Segundo o ativista, é justamente a ideia de direitos humanos que permite com que as lutas se conectem e se entrelacem. “O direito à moradia, à saúde, educação... todos esses direitos pelos quais os movimentos se organizam, são todos direitos humanos”, aponta.
As reformas trabalhista e Previdenciária também devem ser tratadas neste mesmo âmbito, aponta o ativista. Para Silva, o momento que o país atravessa requer atenção especial aos direitos, principalmente nas periferias da cidade.
“Eu acho que, mais do que nunca, somos desafiados no campo popular, a articularmos as nossas lutas para enfrentarmos esse momento extremamente delicado de destruição de direitos e de ameaça aos próprios direitos humanos, que sistematicamente vêm sendo desrespeitados no Brasil”, diz.
A periferia, segundo o ativista, é um agente importante de mudança, mas que ainda não foi cativada pelos movimentos populares. “Estou convencido de que a periferia ainda não se manifestou, de fato, sobre essa situação que a gente vive no país. O morro não desceu no Rio de Janeiro. A periferia não falou ainda com todo o vigor que é necessário a gente ter nesse momento”, aponta.
Herança
As lutas desses líderes comunitários geraram impactos importantes na vida dos moradores das periferias paulistas. Ferrari explica, por exemplo, que, nos anos 1990, apenas três UBSs (Unidades Básicas de Saúde) atendiam a região do M'boi Mirim. Agora são mais de 30.

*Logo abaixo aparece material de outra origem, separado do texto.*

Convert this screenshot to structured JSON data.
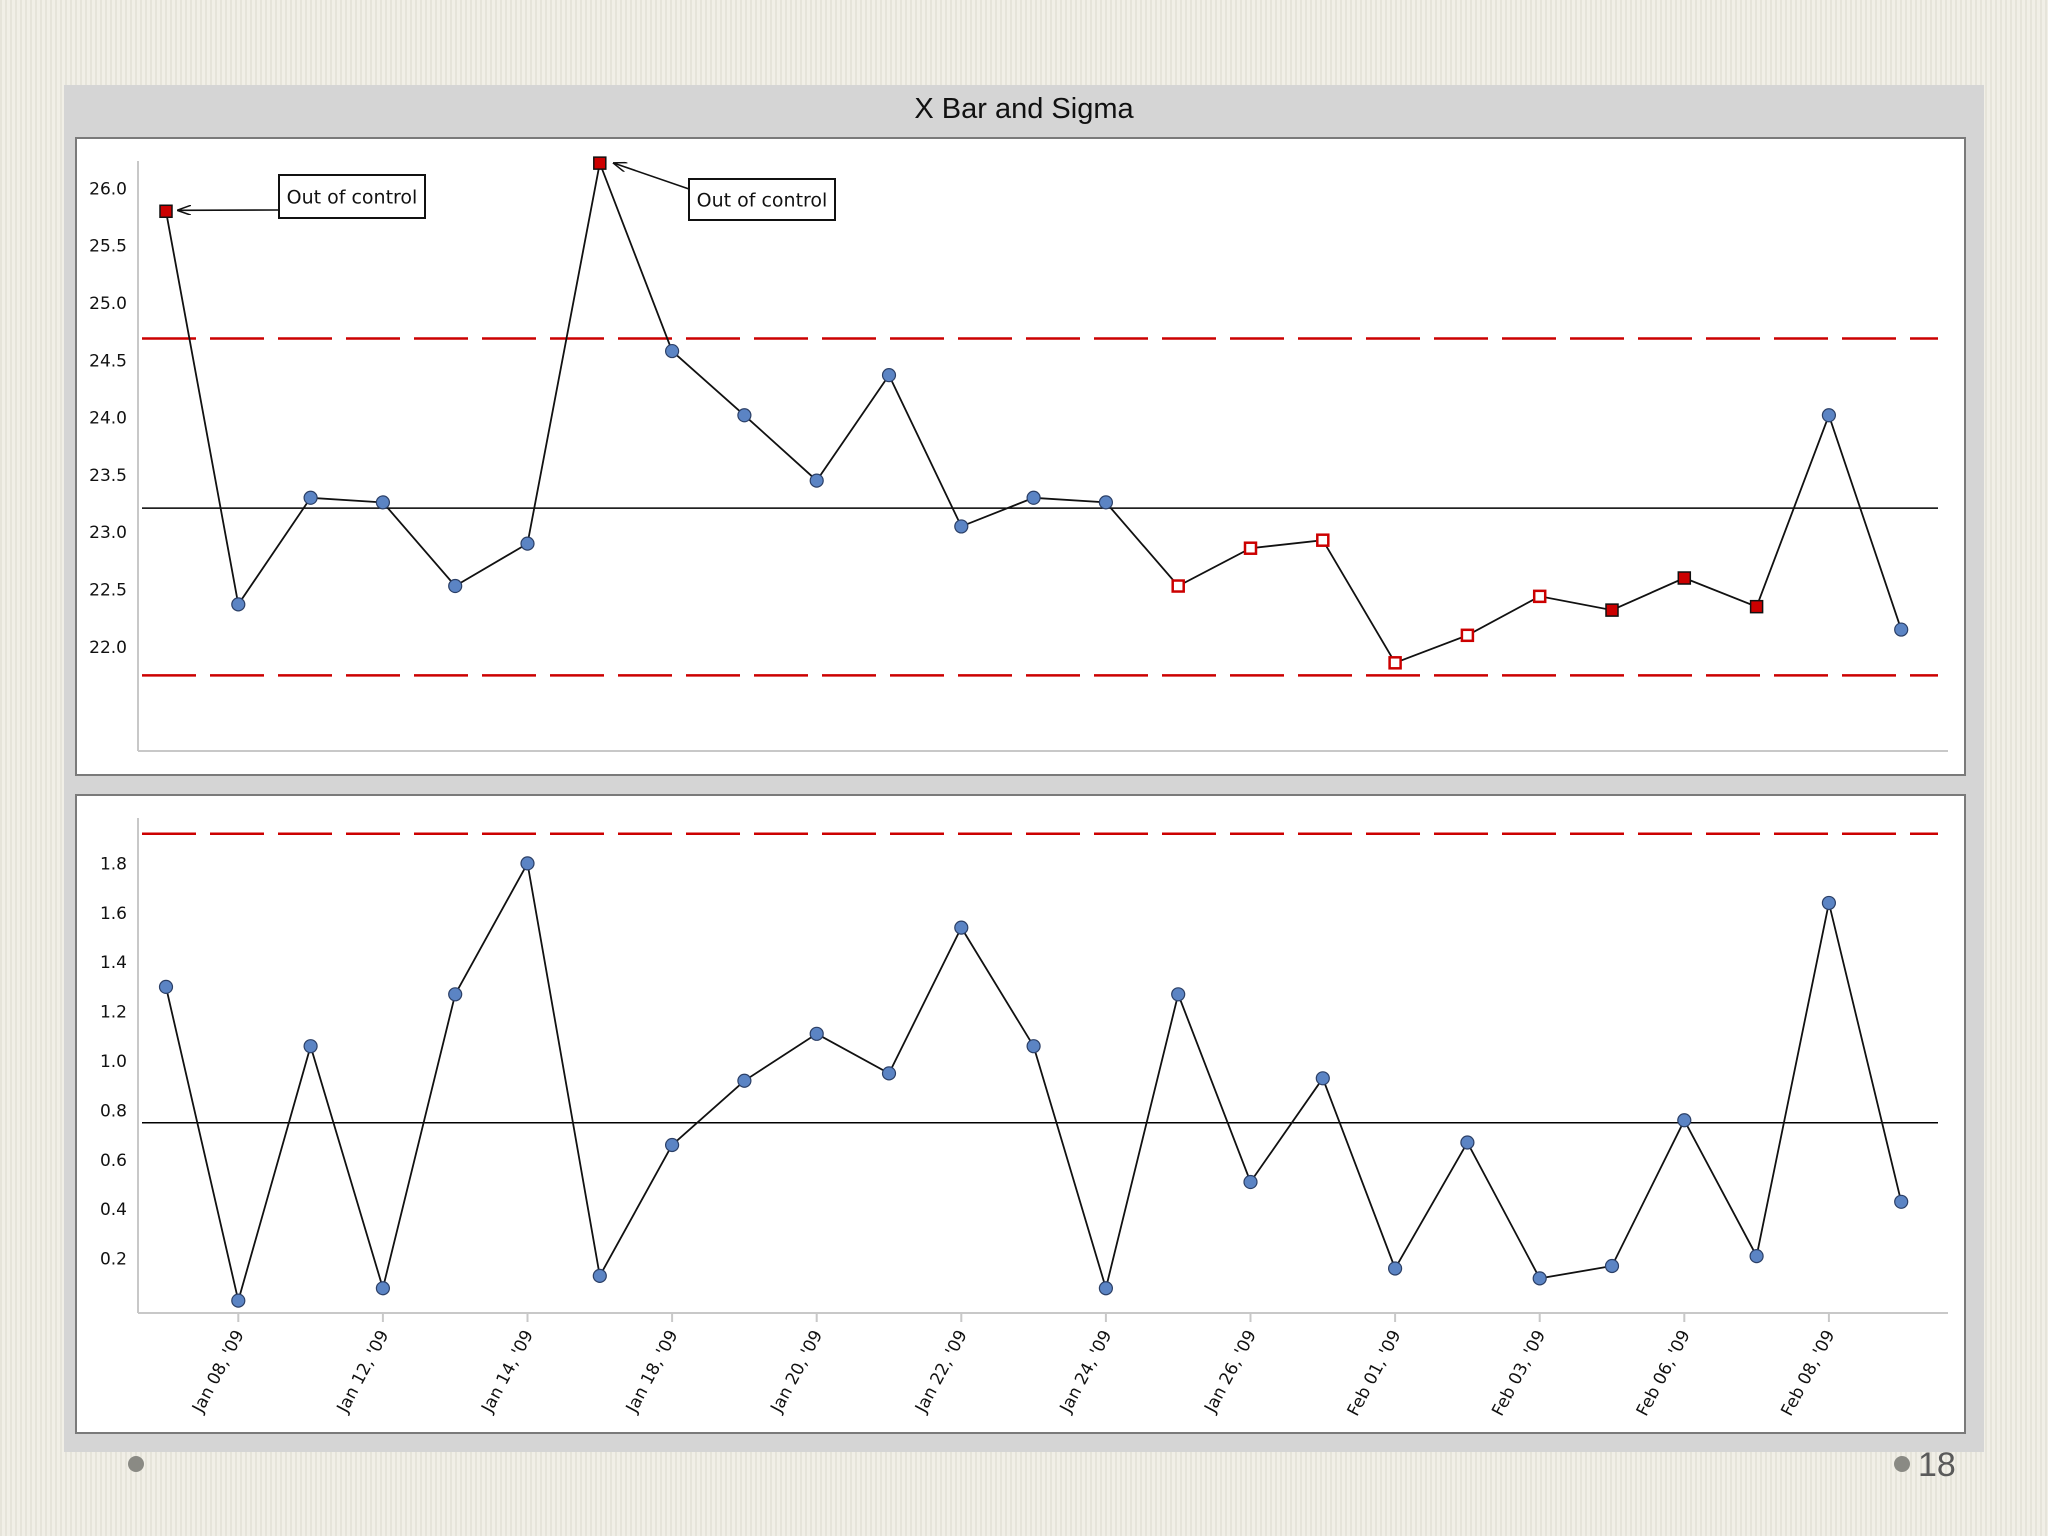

“Esse aumento foi através de muita luta e empenho dos próprios moradores. Muitas pessoas acham que as políticas públicas que chegam nas periferias, chegam de cima para baixo, como um vereador que trouxe a escola... Sempre tem essa lógica que algum político, de forma isolada, trouxe a obra. E quando as pessoas descobrem que não, que houve luta, uma inserção direta da comunidade, as pessoas ficam bem surpresas, porque a gente acaba legitimando algo que o próprio vizinho dele construiu”, diz o ativista.
Ferrari explica ainda que os encontros também são importantes para que tanto “a geração do presente, quanto a geração do futuro próximo tenham esse conhecimento, para que essas lutas não se percam”.